Falmouth - Swanpool Swell Statistics, All Year: All Swell – Any Wind

This picture shows the combination of swells directed at Falmouth - Swanpool over a normal year and is based upon 28044 NWW3 model predictions since 2006 (values every 3 hours). The wave model does not forecast surf and wind right at the coastline so we have chosen the most applicable grid node based on what we know about Falmouth - Swanpool. In this particular case the best grid node is 16 km away (10 miles).

The rose diagram illustrates the distribution of swell directions and swell sizes, while the graph at the bottom shows the same thing but without direction information. Five colours represent increasing wave sizes. Very small swells of less than 0.5m (1.5 feet) high are shown in blue. These were forecast only 17% of the time. Green and yellow represent increasing swell sizes and red shows biggest swells greater than >3m (>10ft). In both graphs, the area of any colour is proportional to how commonly that size swell was forecast.

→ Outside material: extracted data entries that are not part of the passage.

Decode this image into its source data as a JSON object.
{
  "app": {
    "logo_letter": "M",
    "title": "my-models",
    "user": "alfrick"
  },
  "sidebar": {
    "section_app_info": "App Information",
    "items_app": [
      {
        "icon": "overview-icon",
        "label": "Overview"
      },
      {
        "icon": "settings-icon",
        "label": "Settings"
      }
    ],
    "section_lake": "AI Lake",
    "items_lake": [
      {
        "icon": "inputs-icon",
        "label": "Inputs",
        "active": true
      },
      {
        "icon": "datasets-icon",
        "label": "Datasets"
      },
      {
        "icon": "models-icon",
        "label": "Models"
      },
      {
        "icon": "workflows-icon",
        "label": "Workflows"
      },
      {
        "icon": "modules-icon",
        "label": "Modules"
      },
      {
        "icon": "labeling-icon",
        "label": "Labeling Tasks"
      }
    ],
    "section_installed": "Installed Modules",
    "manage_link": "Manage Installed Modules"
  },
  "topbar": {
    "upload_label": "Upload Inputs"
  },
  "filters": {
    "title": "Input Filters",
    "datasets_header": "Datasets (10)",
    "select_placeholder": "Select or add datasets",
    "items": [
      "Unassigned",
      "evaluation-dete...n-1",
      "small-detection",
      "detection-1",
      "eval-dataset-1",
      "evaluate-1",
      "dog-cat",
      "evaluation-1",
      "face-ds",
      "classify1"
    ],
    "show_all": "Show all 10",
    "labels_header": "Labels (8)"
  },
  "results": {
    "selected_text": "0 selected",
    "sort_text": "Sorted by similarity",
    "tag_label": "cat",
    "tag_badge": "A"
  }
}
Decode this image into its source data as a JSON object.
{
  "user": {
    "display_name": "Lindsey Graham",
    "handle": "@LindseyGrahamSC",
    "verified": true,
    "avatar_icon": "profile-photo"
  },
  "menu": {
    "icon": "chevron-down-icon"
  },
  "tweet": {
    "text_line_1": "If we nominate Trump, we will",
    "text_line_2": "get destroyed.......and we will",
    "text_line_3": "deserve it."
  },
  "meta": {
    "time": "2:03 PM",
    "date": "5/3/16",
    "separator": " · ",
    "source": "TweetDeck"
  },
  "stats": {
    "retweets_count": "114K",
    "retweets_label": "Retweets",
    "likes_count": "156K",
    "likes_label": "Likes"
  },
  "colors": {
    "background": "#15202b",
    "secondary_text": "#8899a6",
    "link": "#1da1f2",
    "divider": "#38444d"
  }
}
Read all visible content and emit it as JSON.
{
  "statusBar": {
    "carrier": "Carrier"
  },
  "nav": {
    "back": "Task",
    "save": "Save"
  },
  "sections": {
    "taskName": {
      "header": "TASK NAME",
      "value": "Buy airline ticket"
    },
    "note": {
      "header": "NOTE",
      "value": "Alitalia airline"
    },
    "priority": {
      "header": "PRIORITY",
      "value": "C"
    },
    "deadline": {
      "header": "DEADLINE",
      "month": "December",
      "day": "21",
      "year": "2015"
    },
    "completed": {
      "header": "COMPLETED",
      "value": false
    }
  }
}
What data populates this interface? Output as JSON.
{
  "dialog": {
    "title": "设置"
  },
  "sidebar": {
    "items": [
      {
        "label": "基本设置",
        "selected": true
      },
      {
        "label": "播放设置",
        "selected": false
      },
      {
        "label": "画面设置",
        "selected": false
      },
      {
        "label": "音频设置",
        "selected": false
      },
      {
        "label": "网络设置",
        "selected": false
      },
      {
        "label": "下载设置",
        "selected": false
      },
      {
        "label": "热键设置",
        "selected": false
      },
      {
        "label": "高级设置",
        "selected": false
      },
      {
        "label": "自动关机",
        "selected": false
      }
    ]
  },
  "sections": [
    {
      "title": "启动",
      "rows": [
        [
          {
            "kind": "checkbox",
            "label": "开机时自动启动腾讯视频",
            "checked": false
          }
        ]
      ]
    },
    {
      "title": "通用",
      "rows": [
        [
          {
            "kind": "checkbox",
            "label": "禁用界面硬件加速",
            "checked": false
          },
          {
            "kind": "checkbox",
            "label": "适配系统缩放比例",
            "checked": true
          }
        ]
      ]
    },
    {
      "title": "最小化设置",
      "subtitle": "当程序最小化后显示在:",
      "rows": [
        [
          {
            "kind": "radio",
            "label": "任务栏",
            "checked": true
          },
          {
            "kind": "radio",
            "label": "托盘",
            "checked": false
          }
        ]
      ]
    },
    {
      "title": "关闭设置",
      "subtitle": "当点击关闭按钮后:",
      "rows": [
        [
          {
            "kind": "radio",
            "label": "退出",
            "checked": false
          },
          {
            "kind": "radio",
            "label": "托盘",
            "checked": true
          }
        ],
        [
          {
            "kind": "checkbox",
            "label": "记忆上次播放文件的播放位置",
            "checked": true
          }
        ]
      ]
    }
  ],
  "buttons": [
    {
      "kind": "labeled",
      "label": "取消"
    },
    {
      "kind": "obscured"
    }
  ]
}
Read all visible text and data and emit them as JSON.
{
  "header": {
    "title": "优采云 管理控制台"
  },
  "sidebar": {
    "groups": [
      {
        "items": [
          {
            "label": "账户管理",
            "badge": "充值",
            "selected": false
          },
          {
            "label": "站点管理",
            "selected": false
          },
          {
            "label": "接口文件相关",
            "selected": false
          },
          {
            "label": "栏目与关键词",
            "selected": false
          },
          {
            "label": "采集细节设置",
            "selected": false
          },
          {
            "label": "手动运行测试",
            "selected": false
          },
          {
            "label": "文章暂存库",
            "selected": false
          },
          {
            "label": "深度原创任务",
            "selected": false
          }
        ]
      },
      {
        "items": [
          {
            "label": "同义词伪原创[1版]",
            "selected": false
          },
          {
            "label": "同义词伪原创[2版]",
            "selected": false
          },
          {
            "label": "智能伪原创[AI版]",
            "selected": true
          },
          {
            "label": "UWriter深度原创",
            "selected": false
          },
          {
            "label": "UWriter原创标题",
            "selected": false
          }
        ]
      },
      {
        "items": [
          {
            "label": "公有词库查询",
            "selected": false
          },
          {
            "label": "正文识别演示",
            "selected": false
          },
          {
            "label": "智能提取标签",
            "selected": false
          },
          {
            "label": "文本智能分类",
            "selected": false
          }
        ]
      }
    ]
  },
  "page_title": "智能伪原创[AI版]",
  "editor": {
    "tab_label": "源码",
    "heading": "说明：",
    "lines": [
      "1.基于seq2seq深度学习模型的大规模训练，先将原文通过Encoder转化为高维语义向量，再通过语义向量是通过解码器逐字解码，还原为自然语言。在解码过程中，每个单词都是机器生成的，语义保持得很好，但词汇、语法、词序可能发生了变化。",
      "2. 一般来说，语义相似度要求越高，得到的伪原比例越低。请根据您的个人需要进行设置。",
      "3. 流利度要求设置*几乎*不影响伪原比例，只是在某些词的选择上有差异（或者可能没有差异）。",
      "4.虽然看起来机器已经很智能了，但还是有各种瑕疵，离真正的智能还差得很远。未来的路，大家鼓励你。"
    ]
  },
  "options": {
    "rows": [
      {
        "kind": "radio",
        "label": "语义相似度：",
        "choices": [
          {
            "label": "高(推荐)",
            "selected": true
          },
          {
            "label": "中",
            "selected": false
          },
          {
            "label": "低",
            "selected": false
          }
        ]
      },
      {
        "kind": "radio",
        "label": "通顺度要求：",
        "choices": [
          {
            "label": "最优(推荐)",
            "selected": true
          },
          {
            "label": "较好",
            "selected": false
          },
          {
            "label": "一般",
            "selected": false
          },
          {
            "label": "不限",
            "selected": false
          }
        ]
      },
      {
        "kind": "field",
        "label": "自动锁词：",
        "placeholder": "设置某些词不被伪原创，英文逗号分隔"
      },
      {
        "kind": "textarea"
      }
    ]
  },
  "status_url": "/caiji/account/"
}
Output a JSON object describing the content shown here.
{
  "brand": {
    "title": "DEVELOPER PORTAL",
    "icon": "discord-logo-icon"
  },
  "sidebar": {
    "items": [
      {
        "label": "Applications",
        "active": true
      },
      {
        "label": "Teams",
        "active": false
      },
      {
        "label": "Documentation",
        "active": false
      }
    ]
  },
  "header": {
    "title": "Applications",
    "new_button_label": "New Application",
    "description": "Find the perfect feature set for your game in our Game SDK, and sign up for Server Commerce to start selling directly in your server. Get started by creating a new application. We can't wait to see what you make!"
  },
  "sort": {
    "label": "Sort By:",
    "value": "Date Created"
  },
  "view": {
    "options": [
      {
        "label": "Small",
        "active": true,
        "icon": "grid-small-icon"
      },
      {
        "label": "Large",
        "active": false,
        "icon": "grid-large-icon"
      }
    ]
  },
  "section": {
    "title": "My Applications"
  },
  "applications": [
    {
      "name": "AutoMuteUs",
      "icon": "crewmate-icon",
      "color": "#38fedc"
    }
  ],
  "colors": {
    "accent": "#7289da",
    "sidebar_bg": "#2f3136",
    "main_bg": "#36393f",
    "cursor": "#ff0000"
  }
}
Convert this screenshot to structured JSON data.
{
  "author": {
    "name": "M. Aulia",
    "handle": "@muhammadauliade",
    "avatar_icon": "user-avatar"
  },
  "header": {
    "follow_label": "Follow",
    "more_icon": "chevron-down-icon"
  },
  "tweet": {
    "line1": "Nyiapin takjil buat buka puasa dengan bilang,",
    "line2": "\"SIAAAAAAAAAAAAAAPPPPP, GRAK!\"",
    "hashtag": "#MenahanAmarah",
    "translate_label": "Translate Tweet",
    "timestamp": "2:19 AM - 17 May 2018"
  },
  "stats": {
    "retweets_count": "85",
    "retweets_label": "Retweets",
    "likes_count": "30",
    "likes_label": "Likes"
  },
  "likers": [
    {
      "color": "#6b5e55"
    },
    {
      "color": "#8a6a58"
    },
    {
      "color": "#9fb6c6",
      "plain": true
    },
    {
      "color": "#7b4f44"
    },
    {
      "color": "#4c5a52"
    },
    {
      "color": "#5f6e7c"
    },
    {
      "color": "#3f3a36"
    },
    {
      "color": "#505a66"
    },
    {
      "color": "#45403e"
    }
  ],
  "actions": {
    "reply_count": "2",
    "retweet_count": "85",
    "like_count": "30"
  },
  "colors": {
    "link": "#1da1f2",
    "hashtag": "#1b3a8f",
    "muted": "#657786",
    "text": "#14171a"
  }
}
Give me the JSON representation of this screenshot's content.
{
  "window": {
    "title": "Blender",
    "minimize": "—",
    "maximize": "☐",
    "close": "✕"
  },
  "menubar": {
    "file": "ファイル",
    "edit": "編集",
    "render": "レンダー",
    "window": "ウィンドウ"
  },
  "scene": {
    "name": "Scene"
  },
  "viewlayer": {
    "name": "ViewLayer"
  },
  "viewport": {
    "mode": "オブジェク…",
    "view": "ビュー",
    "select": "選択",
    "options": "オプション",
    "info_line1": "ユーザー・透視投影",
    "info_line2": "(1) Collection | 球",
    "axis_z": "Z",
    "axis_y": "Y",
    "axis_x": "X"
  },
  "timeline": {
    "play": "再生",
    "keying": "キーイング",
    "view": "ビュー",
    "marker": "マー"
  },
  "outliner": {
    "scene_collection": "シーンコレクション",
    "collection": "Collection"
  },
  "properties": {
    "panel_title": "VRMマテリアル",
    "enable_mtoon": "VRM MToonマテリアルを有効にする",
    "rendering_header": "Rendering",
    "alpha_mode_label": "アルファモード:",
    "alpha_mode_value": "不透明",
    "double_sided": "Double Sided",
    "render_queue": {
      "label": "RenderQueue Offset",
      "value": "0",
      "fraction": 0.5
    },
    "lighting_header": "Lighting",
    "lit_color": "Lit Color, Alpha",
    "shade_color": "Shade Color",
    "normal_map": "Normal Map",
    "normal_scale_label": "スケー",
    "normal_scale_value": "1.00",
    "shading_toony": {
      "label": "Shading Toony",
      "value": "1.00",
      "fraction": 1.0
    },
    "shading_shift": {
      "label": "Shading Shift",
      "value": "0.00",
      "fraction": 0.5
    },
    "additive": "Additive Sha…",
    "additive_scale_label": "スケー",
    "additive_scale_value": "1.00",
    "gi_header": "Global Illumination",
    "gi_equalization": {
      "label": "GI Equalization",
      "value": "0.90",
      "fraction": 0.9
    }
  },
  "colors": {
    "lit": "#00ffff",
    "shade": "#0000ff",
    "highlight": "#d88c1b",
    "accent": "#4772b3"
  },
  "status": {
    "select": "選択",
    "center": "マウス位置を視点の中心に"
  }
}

The diagram implies that the prevailing swell direction, shown by the biggest spokes, was WSW, whereas the the prevailing wind blows from the W. Because the wave model grid is offshore, sometimes a strong offshore wind blows largest waves away from Falmouth - Swanpool and away from the coast. We lump these in with the no surf category of the bar chart. To simplify things we don't show these in the rose diagram. Because wind determines whether or not waves are good for surfing at Falmouth - Swanpool, you can view an alternative image that shows only the swells that were predicted to coincide with glassy or offshore wind conditions. During a typical year, swells large enough to cause clean enough to surf waves at Falmouth - Swanpool run for about 48% of the time.

IMPORTANT: Beta version feature! Swell heights are open water values from NWW3. There is no attempt to model near-shore effects. Coastal wave heights will generally be less, especially if the break does not have unobstructed exposure to the open ocean.